Jonathan Edwards MP (Plaid Cymru) said, “The UK Government should be adhering to their legal obligations, including their responsibilities as a signatory to the nuclear non-proliferation treaty. They should be showing diplomatic leadership and helping to guide multilateral disarmament initiatives, such as paving the way for a global nuclear abolition treaty”. Katy Clarke (Labour) added, “All the arguments advanced by those who believe that it is essential for Britain to have nuclear weapons are equally valid in respect of every country in the world. We need to act politically in order to put nuclear disarmament at the top of the agenda. We need to turn up at discussions, as the British Government often do not. Deciding not to proceed with Trident, and to use the money in other ways, would be a hugely important step symbolically, and would have a huge impact throughout the world.”

Paul Flynn MP (Labour) said that what the world needs from the UK is positive humanitarian intervention not Trident nuclear weapons. “We are clinging to this virility symbol as a gesture of our old national pride when it is not relevant.
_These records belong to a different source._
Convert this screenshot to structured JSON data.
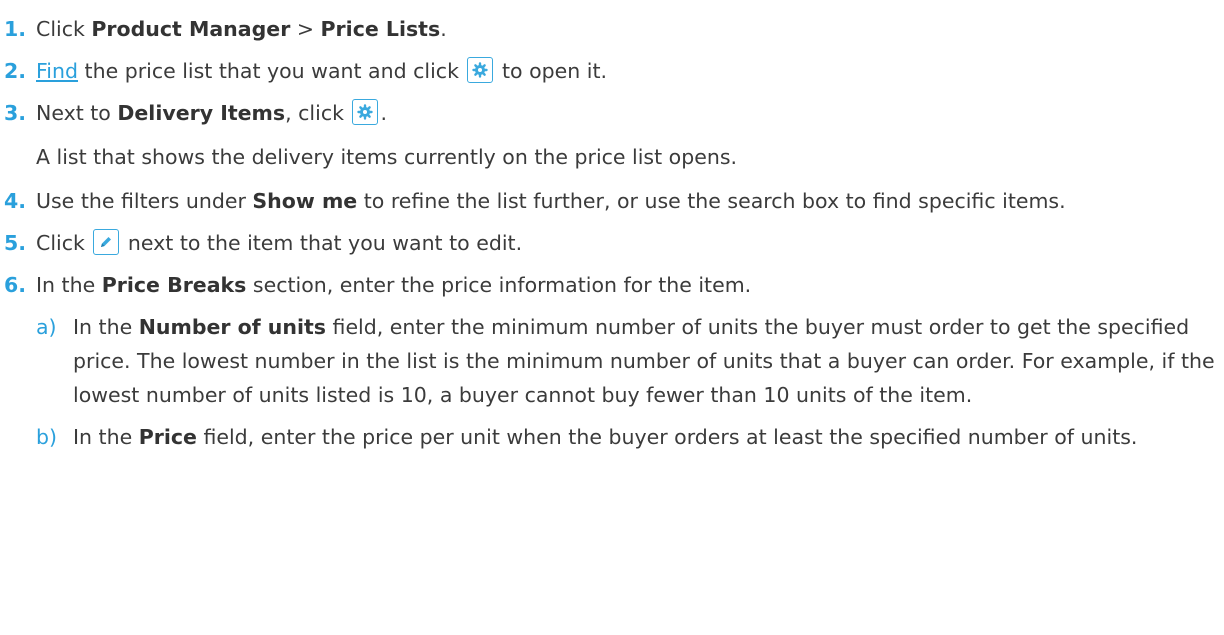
{
  "steps": [
    {
      "num": "1.",
      "pre": "Click ",
      "b1": "Product Manager",
      "mid": " > ",
      "b2": "Price Lists",
      "post": "."
    },
    {
      "num": "2.",
      "link": "Find",
      "pre": " the price list that you want and click ",
      "post": " to open it."
    },
    {
      "num": "3.",
      "pre": "Next to ",
      "b1": "Delivery Items",
      "mid": ", click ",
      "post": "."
    },
    {
      "num": "4.",
      "pre": "Use the filters under ",
      "b1": "Show me",
      "post": " to refine the list further, or use the search box to find specific items."
    },
    {
      "num": "5.",
      "pre": "Click ",
      "post": " next to the item that you want to edit."
    },
    {
      "num": "6.",
      "pre": "In the ",
      "b1": "Price Breaks",
      "post": " section, enter the price information for the item."
    }
  ],
  "note3": "A list that shows the delivery items currently on the price list opens.",
  "substeps": [
    {
      "letter": "a)",
      "pre": "In the ",
      "b1": "Number of units",
      "post": " field, enter the minimum number of units the buyer must order to get the specified price. The lowest number in the list is the minimum number of units that a buyer can order. For example, if the lowest number of units listed is 10, a buyer cannot buy fewer than 10 units of the item."
    },
    {
      "letter": "b)",
      "pre": "In the ",
      "b1": "Price",
      "post": " field, enter the price per unit when the buyer orders at least the specified number of units."
    }
  ],
  "icons": {
    "settings": "gear-icon",
    "edit": "pencil-icon"
  },
  "colors": {
    "accent": "#2aa0dc",
    "text": "#3b3b3b"
  }
}
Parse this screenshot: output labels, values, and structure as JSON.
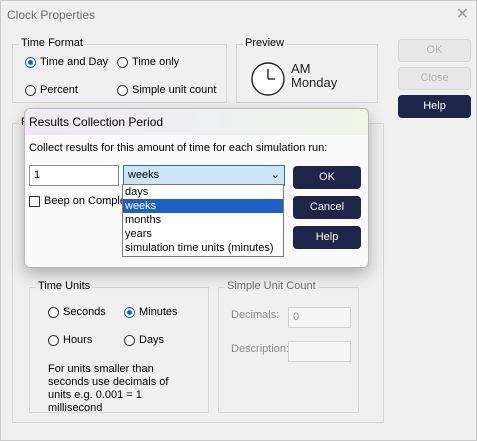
{
  "window": {
    "title": "Clock Properties",
    "close_glyph": "✕"
  },
  "time_format": {
    "label": "Time Format",
    "options": [
      "Time and Day",
      "Time only",
      "Percent",
      "Simple unit count"
    ],
    "selected": "Time and Day"
  },
  "preview": {
    "label": "Preview",
    "line1": "AM",
    "line2": "Monday",
    "icon": "clock-icon"
  },
  "side_buttons": {
    "ok": "OK",
    "close": "Close",
    "help": "Help"
  },
  "partial_group_label": "P",
  "time_units": {
    "label": "Time Units",
    "options": [
      "Seconds",
      "Minutes",
      "Hours",
      "Days"
    ],
    "selected": "Minutes",
    "note": [
      "For units smaller than",
      "seconds use decimals of",
      "units e.g. 0.001 = 1",
      "millisecond"
    ]
  },
  "simple_unit_count": {
    "label": "Simple Unit Count",
    "decimals_label": "Decimals:",
    "decimals_value": "0",
    "description_label": "Description:",
    "description_value": ""
  },
  "dialog": {
    "title": "Results Collection Period",
    "prompt": "Collect results for this amount of time for each simulation run:",
    "amount_value": "1",
    "period_selected": "weeks",
    "chevron": "⌄",
    "period_options": [
      "days",
      "weeks",
      "months",
      "years",
      "simulation time units (minutes)"
    ],
    "beep_label": "Beep on Complet",
    "buttons": {
      "ok": "OK",
      "cancel": "Cancel",
      "help": "Help"
    }
  }
}
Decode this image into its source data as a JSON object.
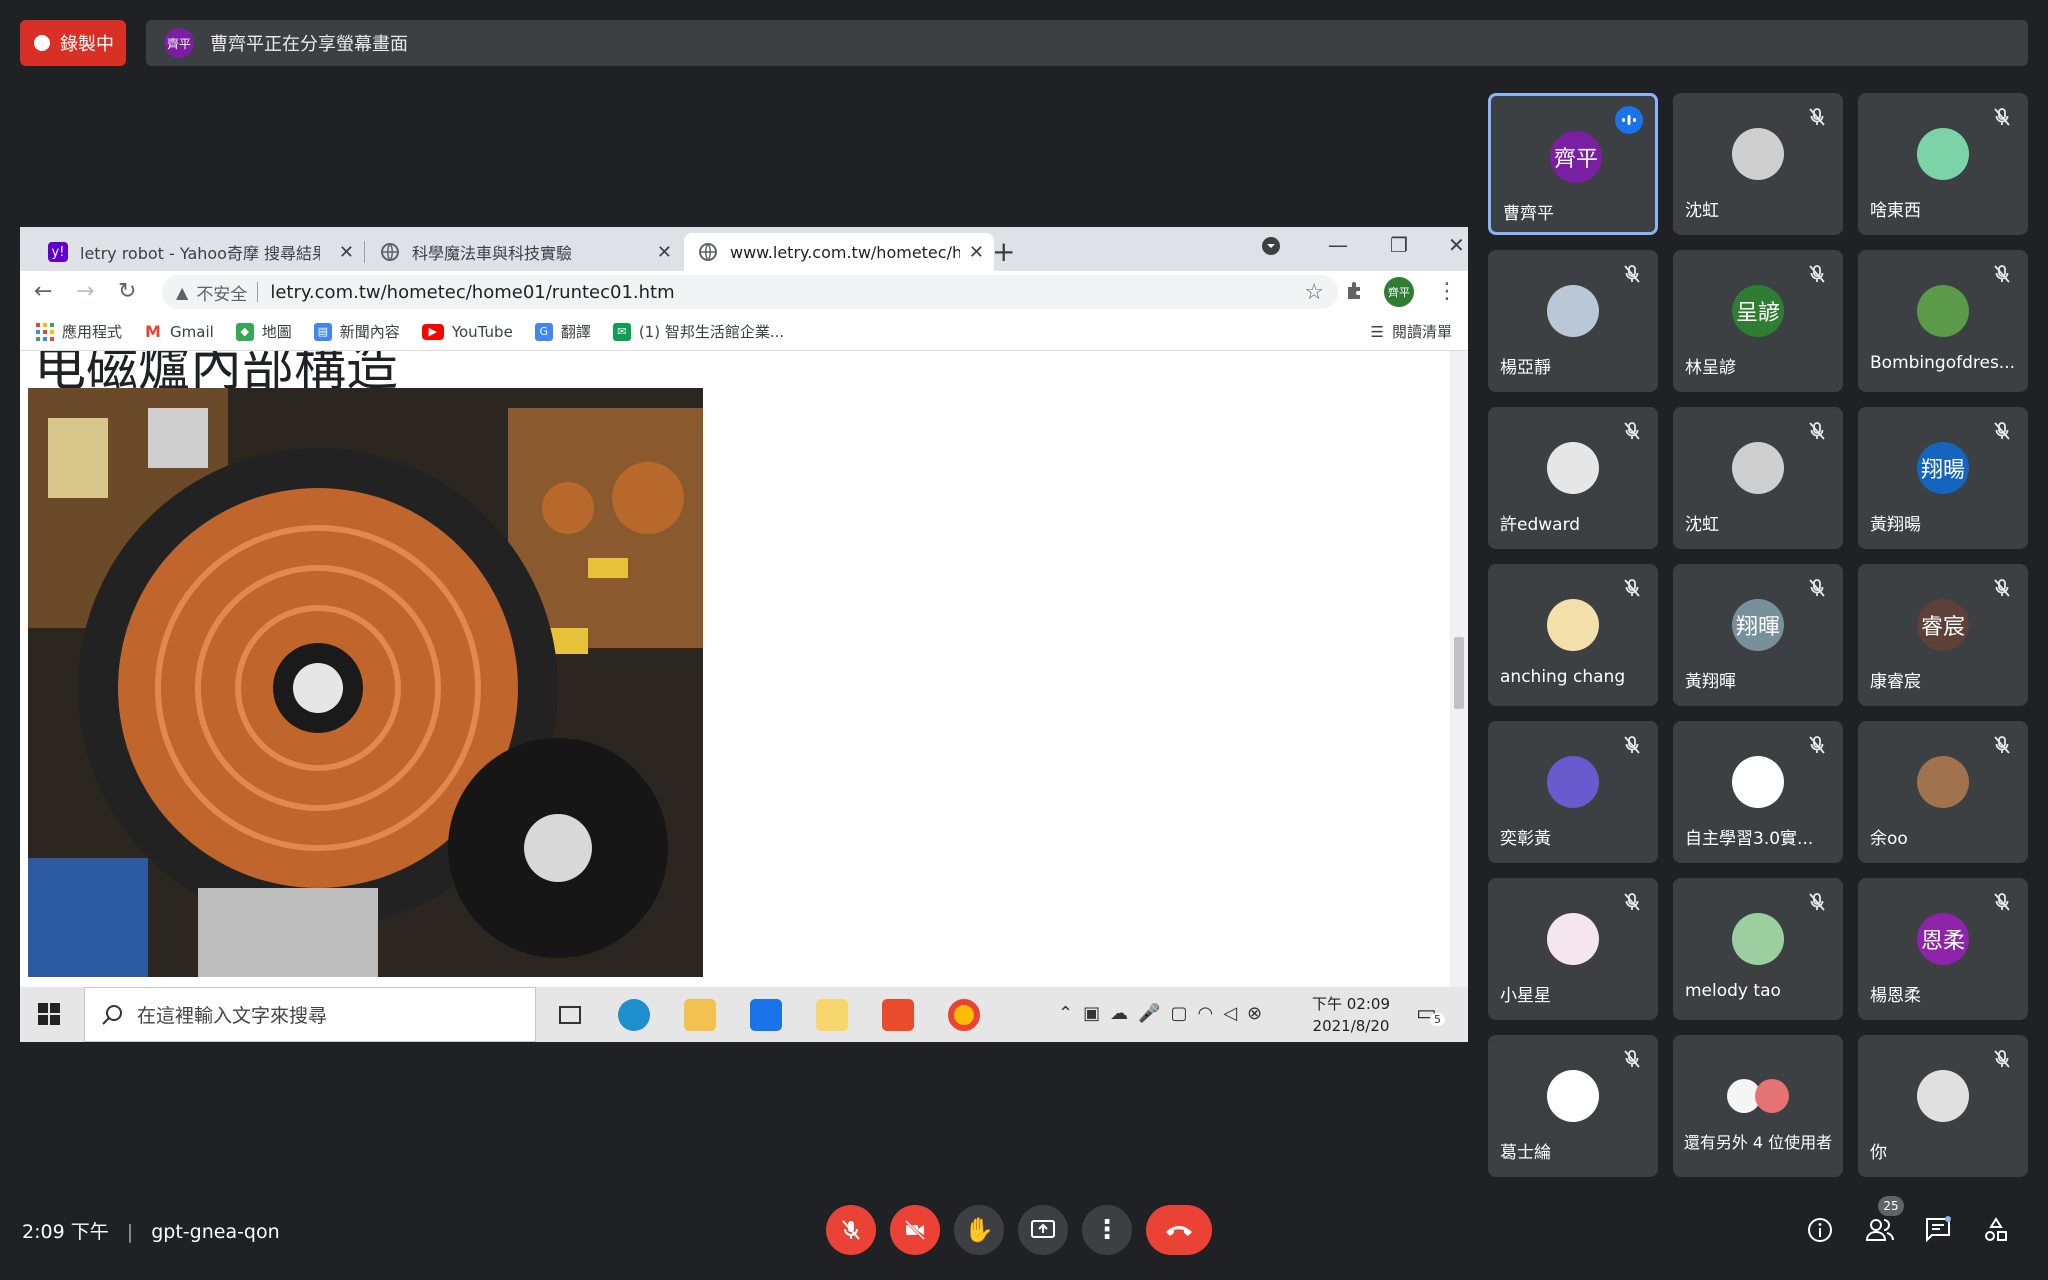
{
  "recording": {
    "label": "錄製中"
  },
  "share_banner": {
    "avatar_text": "齊平",
    "text": "曹齊平正在分享螢幕畫面"
  },
  "browser": {
    "tabs": [
      {
        "title": "letry robot - Yahoo奇摩 搜尋結果",
        "favicon": "yahoo-icon",
        "favicon_text": "y!",
        "favicon_color": "#6001d2"
      },
      {
        "title": "科學魔法車與科技實驗",
        "favicon": "globe-icon",
        "favicon_text": "",
        "favicon_color": "#5f6368"
      },
      {
        "title": "www.letry.com.tw/hometec/ho",
        "favicon": "globe-icon",
        "favicon_text": "",
        "favicon_color": "#5f6368"
      }
    ],
    "address": {
      "security_label": "不安全",
      "url": "letry.com.tw/hometec/home01/runtec01.htm"
    },
    "profile_text": "齊平",
    "bookmarks": [
      {
        "label": "應用程式",
        "icon": "apps-grid-icon",
        "color": "#ea4335"
      },
      {
        "label": "Gmail",
        "icon": "gmail-icon",
        "color": "#ea4335"
      },
      {
        "label": "地圖",
        "icon": "maps-icon",
        "color": "#34a853"
      },
      {
        "label": "新聞內容",
        "icon": "news-icon",
        "color": "#4285f4"
      },
      {
        "label": "YouTube",
        "icon": "youtube-icon",
        "color": "#ff0000"
      },
      {
        "label": "翻譯",
        "icon": "translate-icon",
        "color": "#4285f4"
      },
      {
        "label": "(1) 智邦生活館企業...",
        "icon": "mail-icon",
        "color": "#0f9d58"
      }
    ],
    "reading_list": "閱讀清單",
    "page_heading": "电磁爐內部構造"
  },
  "taskbar": {
    "search_placeholder": "在這裡輸入文字來搜尋",
    "time": "下午 02:09",
    "date": "2021/8/20",
    "notification_count": "5"
  },
  "participants": [
    {
      "name": "曹齊平",
      "avatar_text": "齊平",
      "color": "#7b1fa2",
      "speaking": true
    },
    {
      "name": "沈虹",
      "avatar_text": "",
      "color": "#cfcfcf",
      "speaking": false
    },
    {
      "name": "啥東西",
      "avatar_text": "",
      "color": "#7dd3a8",
      "speaking": false
    },
    {
      "name": "楊亞靜",
      "avatar_text": "",
      "color": "#b9c7d6",
      "speaking": false
    },
    {
      "name": "林呈諺",
      "avatar_text": "呈諺",
      "color": "#2e7d32",
      "speaking": false
    },
    {
      "name": "Bombingofdres...",
      "avatar_text": "",
      "color": "#5a9a48",
      "speaking": false
    },
    {
      "name": "許edward",
      "avatar_text": "",
      "color": "#e6e6e6",
      "speaking": false
    },
    {
      "name": "沈虹",
      "avatar_text": "",
      "color": "#cfcfcf",
      "speaking": false
    },
    {
      "name": "黃翔暘",
      "avatar_text": "翔暘",
      "color": "#1565c0",
      "speaking": false
    },
    {
      "name": "anching chang",
      "avatar_text": "",
      "color": "#f3dfa9",
      "speaking": false
    },
    {
      "name": "黃翔暉",
      "avatar_text": "翔暉",
      "color": "#78909c",
      "speaking": false
    },
    {
      "name": "康睿宸",
      "avatar_text": "睿宸",
      "color": "#5d4037",
      "speaking": false
    },
    {
      "name": "奕彰黃",
      "avatar_text": "",
      "color": "#6a5acd",
      "speaking": false
    },
    {
      "name": "自主學習3.0實...",
      "avatar_text": "",
      "color": "#ffffff",
      "speaking": false
    },
    {
      "name": "余oo",
      "avatar_text": "",
      "color": "#a0724e",
      "speaking": false
    },
    {
      "name": "小星星",
      "avatar_text": "",
      "color": "#f5e6ee",
      "speaking": false
    },
    {
      "name": "melody tao",
      "avatar_text": "",
      "color": "#9ccfa0",
      "speaking": false
    },
    {
      "name": "楊恩柔",
      "avatar_text": "恩柔",
      "color": "#8e24aa",
      "speaking": false
    },
    {
      "name": "葛士綸",
      "avatar_text": "",
      "color": "#ffffff",
      "speaking": false
    },
    {
      "name": "還有另外 4 位使用者",
      "avatar_text": "",
      "color": "#e57373",
      "speaking": false
    },
    {
      "name": "你",
      "avatar_text": "",
      "color": "#e0e0e0",
      "speaking": false
    }
  ],
  "meeting": {
    "time": "2:09 下午",
    "separator": "|",
    "code": "gpt-gnea-qon",
    "people_count": "25"
  },
  "colors": {
    "red": "#ea4335",
    "bg": "#202124",
    "tile": "#3c4043",
    "accent": "#8ab4f8"
  }
}
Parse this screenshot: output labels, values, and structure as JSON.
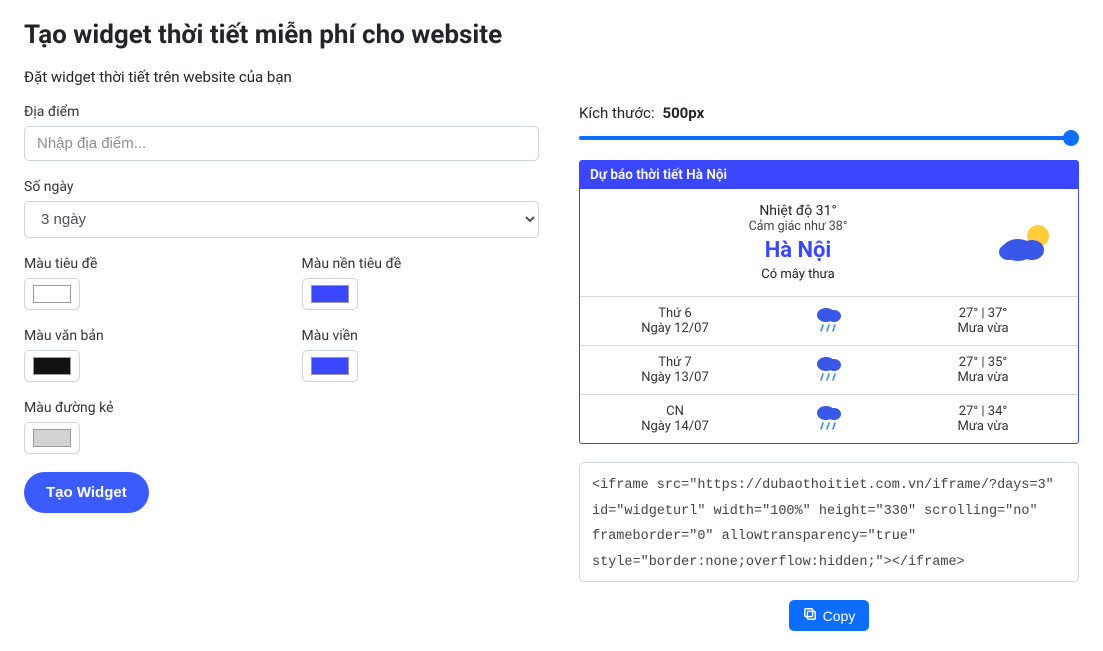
{
  "title": "Tạo widget thời tiết miễn phí cho website",
  "subtitle": "Đặt widget thời tiết trên website của bạn",
  "labels": {
    "location": "Địa điểm",
    "location_ph": "Nhập địa điểm...",
    "days": "Số ngày",
    "days_value": "3 ngày",
    "title_color": "Màu tiêu đề",
    "title_bg": "Màu nền tiêu đề",
    "text_color": "Màu văn bản",
    "border_color": "Màu viền",
    "line_color": "Màu đường kẻ",
    "create_btn": "Tạo Widget",
    "size_label": "Kích thước:",
    "size_value": "500px",
    "copy": "Copy"
  },
  "colors": {
    "title_color": "#ffffff",
    "title_bg": "#3b46ff",
    "text_color": "#111111",
    "border_color": "#3b46ff",
    "line_color": "#d2d2d2"
  },
  "widget": {
    "header": "Dự báo thời tiết Hà Nội",
    "temp": "Nhiệt độ 31°",
    "feels": "Cảm giác như 38°",
    "city": "Hà Nội",
    "condition": "Có mây thưa",
    "days": [
      {
        "name": "Thứ 6",
        "date": "Ngày 12/07",
        "temps": "27° | 37°",
        "cond": "Mưa vừa"
      },
      {
        "name": "Thứ 7",
        "date": "Ngày 13/07",
        "temps": "27° | 35°",
        "cond": "Mưa vừa"
      },
      {
        "name": "CN",
        "date": "Ngày 14/07",
        "temps": "27° | 34°",
        "cond": "Mưa vừa"
      }
    ]
  },
  "code": "<iframe src=\"https://dubaothoitiet.com.vn/iframe/?days=3\" id=\"widgeturl\" width=\"100%\" height=\"330\" scrolling=\"no\" frameborder=\"0\" allowtransparency=\"true\" style=\"border:none;overflow:hidden;\"></iframe>"
}
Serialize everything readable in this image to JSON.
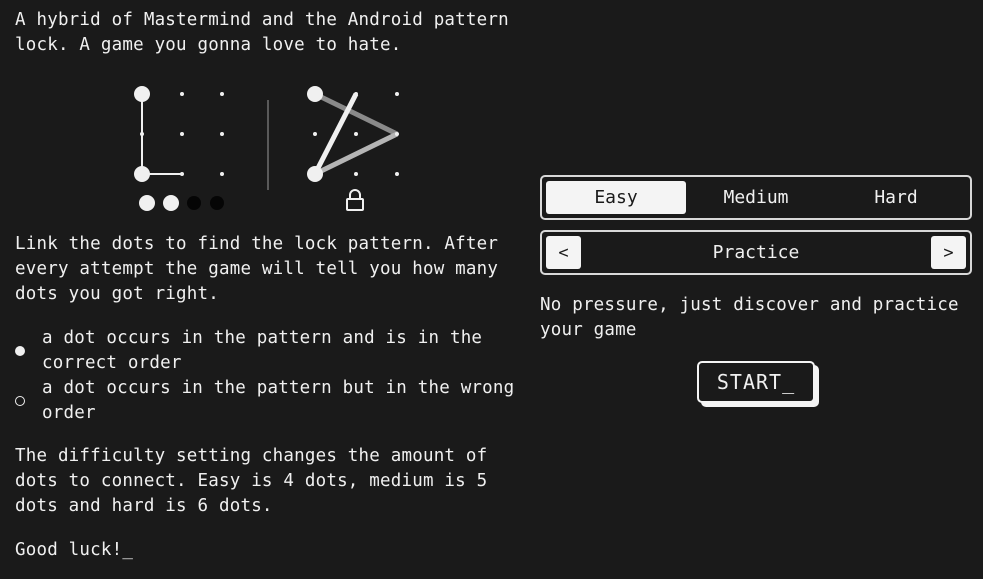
{
  "instructions": {
    "intro": "A hybrid of Mastermind and the Android pattern lock. A game you gonna love to hate.",
    "rules": "Link the dots to find the lock pattern. After every attempt the game will tell you how many dots you got right.",
    "legend": [
      {
        "marker": "filled-dot",
        "text": "a dot occurs in the pattern and is in the correct order"
      },
      {
        "marker": "empty-dot",
        "text": "a dot occurs in the pattern but in the wrong order"
      }
    ],
    "difficulty_info": "The difficulty setting changes the amount of dots to connect. Easy is 4 dots, medium is 5 dots and hard is 6 dots.",
    "sign_off": "Good luck!_"
  },
  "illustration": {
    "left_pattern_feedback": {
      "correct": 2,
      "wrong_order": 2
    },
    "right_icon": "lock-icon"
  },
  "settings": {
    "difficulty": {
      "options": [
        "Easy",
        "Medium",
        "Hard"
      ],
      "selected": "Easy"
    },
    "mode": {
      "prev_label": "<",
      "current": "Practice",
      "next_label": ">",
      "description": "No pressure, just discover and practice your game"
    },
    "start_label": "START_"
  },
  "colors": {
    "background": "#1a1a1a",
    "foreground": "#f0f0f0",
    "button_fill": "#f4f4f4",
    "pattern_line_gray": "#8a8a8a"
  }
}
The whole point of multilateral disarmament is to reduce the number of nations with nuclear weapons… By possessing them we are encouraging other nations to acquire them”. Jeremy Corbyn: “There are millions around the world who do not see nuclear weapons as their peace and their security. They see such weapons, first, as an enormous expenditure and, secondly, as an enormous threat to this world”. Pete Wishart: ”By committing ourselves to Trident renewal we are indulging in a unilateral nuclear rearmament”.